Samo ugryzienie przez kleszcza nie jest wskazaniem do badań. Dopiero po wystąpieniu objawów zleca się odpowiednią diagnostykę.

W przypadku podejrzenia boreliozy wykonuje się badania serologiczne – wykrywające przeciwciała wytworzone przez organizm po kontakcie z bakterią. To nie są testy wykrywające samą bakterię. Dlatego wynik trzeba interpretować w kontekście objawów. Można mieć dodatni wynik i nie mieć aktywnej choroby – np. po przechorowaniu.

Z kolei na początku choroby, kiedy pojawia się rumień, test może być jeszcze ujemny, bo organizm nie zdążył wytworzyć przeciwciał. Ich pojawienie się może zająć kilka tygodni.

Jak skutecznie zabezpieczyć się przed ugryzieniem kleszcza?

Zasada jest prosta: im mniej ukąszeń, tym mniejsze ryzyko zachorowania. Ważne jest szybkie usunięcie kleszcza – im krócej jest w skórze, tym lepiej.

Warto stosować repelenty (środki odstraszające kleszcze) dostępne w aptekach i drogeriach. Po powrocie z terenu zielonego warto poprosić kogoś o dokładne obejrzenie ciała.

Ochrona mechaniczna też jest ważna: zakładamy długie spodnie, wkładamy nogawki w skarpety, zakrywamy brzuch, pas i szyję. I jeszcze jedno – kleszcze nie spadają z drzew, tylko przebywają w trawie i na krzewach.

A jeśli już znajdziemy kleszcza na ciele? Jak go bezpiecznie usunąć?

Kleszcz wbija się jak drzazga – i podobnie trzeba go usunąć: chwycić tuż przy skórze i jednym ruchem wyjąć. Najlepiej zrobić to pęsetą, nie palcami.

Jeśli jakiś fragment zostanie w skórze – nie należy go wydłubywać na siłę. Takie resztki zwykle same odpadają wraz ze strupem i nie zwiększają ryzyka zakażenia.
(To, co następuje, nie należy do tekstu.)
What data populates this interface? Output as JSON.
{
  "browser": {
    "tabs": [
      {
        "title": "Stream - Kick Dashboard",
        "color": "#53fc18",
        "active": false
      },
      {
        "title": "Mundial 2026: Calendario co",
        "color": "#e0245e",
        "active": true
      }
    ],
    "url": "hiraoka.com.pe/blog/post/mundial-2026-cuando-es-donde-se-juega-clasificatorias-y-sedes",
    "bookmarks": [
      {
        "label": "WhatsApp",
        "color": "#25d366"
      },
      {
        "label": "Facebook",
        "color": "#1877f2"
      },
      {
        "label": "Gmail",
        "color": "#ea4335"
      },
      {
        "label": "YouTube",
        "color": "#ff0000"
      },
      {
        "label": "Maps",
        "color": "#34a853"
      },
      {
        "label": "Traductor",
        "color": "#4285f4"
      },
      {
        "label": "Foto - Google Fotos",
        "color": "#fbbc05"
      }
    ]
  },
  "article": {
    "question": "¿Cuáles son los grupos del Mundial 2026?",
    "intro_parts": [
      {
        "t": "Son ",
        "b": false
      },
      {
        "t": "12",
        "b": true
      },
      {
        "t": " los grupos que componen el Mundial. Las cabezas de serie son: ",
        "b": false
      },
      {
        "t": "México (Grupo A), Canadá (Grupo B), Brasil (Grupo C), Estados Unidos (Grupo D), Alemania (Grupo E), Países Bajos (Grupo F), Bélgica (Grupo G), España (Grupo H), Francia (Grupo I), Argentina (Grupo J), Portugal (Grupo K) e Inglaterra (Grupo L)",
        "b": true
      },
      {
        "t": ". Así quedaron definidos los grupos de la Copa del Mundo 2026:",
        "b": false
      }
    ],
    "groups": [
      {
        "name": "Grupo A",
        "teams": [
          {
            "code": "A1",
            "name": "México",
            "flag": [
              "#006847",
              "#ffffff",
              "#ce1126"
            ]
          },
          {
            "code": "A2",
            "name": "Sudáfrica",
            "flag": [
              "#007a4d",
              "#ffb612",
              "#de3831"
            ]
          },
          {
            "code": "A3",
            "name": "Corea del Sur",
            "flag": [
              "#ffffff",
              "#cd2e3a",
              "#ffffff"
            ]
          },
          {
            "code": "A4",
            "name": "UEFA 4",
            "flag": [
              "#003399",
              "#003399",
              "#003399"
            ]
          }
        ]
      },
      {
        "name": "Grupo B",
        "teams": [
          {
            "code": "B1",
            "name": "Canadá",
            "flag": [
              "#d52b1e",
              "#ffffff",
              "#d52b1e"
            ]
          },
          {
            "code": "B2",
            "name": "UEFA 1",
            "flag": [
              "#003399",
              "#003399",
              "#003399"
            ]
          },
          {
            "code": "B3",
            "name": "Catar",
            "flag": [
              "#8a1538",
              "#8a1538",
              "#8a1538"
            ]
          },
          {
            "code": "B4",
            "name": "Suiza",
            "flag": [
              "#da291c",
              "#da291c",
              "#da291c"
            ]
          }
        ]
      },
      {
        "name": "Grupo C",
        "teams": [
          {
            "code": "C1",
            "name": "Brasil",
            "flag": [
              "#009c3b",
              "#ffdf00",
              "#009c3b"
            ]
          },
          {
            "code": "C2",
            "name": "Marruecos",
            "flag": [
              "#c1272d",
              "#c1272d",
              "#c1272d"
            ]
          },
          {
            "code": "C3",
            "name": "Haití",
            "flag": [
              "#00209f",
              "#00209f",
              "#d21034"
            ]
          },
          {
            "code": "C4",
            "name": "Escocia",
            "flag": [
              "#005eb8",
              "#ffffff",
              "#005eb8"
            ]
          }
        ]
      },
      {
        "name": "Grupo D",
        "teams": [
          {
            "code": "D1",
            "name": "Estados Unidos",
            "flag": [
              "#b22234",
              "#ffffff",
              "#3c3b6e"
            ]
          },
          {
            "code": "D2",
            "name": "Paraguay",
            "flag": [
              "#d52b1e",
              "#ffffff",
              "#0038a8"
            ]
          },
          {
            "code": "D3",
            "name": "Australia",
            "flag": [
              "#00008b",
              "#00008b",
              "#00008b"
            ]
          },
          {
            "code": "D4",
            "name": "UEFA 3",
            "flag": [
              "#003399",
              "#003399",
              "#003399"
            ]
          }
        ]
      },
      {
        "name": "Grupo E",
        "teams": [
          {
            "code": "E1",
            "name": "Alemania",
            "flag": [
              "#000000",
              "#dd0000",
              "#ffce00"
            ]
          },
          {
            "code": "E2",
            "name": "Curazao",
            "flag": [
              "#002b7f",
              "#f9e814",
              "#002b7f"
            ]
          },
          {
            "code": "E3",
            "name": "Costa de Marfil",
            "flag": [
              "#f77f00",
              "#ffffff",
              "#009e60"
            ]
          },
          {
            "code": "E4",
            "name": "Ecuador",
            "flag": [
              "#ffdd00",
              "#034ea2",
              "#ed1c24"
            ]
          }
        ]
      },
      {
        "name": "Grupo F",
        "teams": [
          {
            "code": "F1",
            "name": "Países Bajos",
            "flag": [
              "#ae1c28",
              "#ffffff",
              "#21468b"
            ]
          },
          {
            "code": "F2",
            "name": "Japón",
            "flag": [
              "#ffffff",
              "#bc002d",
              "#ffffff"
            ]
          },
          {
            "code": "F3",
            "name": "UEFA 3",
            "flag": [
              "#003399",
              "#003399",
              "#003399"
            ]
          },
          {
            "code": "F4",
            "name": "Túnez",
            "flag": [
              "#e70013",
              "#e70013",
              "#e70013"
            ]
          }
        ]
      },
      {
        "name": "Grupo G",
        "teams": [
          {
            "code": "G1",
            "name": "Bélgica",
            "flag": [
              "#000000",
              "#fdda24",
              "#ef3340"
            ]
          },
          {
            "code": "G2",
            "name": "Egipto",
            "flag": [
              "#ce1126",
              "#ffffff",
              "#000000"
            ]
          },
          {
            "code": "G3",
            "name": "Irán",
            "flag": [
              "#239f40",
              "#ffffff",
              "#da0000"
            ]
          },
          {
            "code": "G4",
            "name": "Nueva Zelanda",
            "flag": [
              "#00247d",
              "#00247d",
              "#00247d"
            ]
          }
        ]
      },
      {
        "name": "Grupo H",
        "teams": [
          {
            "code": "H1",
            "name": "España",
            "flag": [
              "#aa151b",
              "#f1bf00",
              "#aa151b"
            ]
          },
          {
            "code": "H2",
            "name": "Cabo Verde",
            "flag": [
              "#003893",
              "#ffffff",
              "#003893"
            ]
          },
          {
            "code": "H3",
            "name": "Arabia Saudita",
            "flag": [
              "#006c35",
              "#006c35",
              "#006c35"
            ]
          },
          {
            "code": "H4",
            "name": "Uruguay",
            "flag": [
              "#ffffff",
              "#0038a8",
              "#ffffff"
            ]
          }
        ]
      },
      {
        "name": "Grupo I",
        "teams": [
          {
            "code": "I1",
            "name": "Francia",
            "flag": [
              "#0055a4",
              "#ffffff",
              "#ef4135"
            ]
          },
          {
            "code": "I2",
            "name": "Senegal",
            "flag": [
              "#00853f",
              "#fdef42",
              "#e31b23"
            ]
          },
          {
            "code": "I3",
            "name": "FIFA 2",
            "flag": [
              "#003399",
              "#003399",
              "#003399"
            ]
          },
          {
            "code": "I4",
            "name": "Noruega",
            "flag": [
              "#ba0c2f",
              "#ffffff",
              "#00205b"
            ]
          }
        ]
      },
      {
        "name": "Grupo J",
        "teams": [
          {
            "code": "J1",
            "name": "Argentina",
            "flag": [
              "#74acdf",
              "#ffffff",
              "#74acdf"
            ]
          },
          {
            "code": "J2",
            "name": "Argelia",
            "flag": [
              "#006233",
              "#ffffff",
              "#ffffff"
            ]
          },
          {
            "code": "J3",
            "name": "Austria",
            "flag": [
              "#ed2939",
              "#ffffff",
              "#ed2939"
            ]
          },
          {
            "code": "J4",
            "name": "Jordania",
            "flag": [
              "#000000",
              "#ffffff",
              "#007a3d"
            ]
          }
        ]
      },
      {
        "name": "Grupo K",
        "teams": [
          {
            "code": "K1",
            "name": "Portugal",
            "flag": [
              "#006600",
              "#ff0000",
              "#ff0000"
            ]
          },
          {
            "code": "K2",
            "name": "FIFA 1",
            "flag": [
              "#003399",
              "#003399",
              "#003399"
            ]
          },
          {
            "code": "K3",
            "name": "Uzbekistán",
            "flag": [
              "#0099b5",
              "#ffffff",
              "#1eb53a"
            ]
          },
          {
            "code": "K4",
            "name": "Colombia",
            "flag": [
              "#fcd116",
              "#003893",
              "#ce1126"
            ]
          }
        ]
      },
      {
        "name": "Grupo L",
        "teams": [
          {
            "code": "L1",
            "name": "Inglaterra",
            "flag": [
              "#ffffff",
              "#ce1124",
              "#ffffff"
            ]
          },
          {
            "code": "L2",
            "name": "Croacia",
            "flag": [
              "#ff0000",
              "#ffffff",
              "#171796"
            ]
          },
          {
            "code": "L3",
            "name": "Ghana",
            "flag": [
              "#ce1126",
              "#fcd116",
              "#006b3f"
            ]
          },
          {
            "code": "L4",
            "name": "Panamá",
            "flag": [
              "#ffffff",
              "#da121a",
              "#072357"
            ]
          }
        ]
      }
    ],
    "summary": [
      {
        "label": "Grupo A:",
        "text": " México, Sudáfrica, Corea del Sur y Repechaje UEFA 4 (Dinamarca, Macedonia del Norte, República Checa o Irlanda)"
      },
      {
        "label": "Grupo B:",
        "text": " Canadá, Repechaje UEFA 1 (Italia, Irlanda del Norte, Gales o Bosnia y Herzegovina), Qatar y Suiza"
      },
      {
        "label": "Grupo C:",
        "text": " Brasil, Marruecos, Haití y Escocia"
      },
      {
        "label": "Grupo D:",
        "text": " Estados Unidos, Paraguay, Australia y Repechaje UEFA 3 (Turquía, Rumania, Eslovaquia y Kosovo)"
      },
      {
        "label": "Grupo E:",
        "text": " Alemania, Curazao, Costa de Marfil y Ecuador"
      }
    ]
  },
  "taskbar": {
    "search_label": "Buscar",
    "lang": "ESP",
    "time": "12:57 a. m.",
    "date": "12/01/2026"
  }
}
Jeśli ktoś nie czuje się na siłach, by samodzielnie wyjąć kleszcza, powinien poprosić o pomoc kogoś bardziej wprawionego.

Z jakimi najcięższymi przypadkami kleszczowego zapalenia mózgu zetknął się Pan w swojej praktyce?

Mieliśmy pacjentów w śpiączce – to efekt bardzo ciężkiego przebiegu choroby, z zapaleniem samej tkanki mózgowej. Zdarzało się, że śpiączka trwała kilka dni. Niestety, choroba ta może zakończyć się zgonem, zwłaszcza u osób starszych z chorobami współistniejącymi.